The nonprofit organization against domestic violence, Women's Net Kobe, interviewed 2,600 female and 1,800 male high school students over two years and found that many high school relationships involved violence, coercion and restrictions.
In the survey, 33 percent of female high school students said their boyfriends imposed restrictions on them. These restrictions included boyfriends' demanding they not go out with other friends, limiting the times they could go out and erasing contacts and numbers from their cellphones. The survey also found that 27 percent of the female students said they suffered psychological violence such as verbal abuse.
In addition, 18 percent said their boyfriends coerced them into having sex and 15 percent of female high school students suffered physical violence from their partners. Male students also reported these experiences, but at much lower percentages.
The common experience of abusive treatment was further evidenced by one-third of female high school students reporting they felt frightened by their boyfriends and 28 percent feeling they could not disobey their partners. This type of male control, which is another type of bullying, is a serious issue. Like the habits developed in regular school classes, fear and intimidation experienced in early relationships can become ingrained, and become harder to break later in life.
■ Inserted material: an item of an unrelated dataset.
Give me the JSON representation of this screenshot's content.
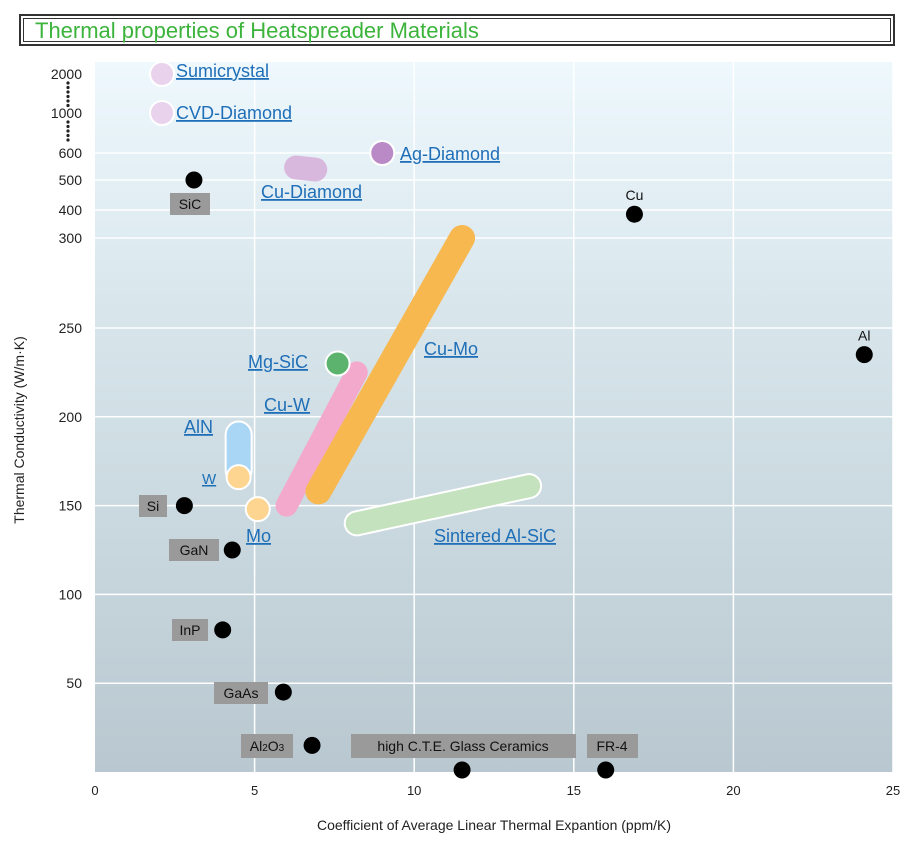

The key to curbing this problem is for young women to learn to be assertive. Communication is never easy, but it is essential that both male and female students learn to establish intimate bonds based on respect and equality. When that happens, the inevitable difficulties and desires can be talked through in a grownup manner that does not lead to force or violence. Young men and women must learn to openly confront the fears and shame that let problems fester.
Teachers and parents must listen and talk with young people honestly and constructively. Workshops inside high schools, such as those run by Women's Net Kobe, are one way to openly challenge wrong assumptions and directly educate young people in better ways of relating and communicating.
The reality is that high school students are going to develop intimate ties with boyfriends and girlfriends. With the help of adults, and their peers, young people can learn how to base communication on understanding their emotions and respecting their partners and can learn how to build healthy relationship skills that will last them a lifetime.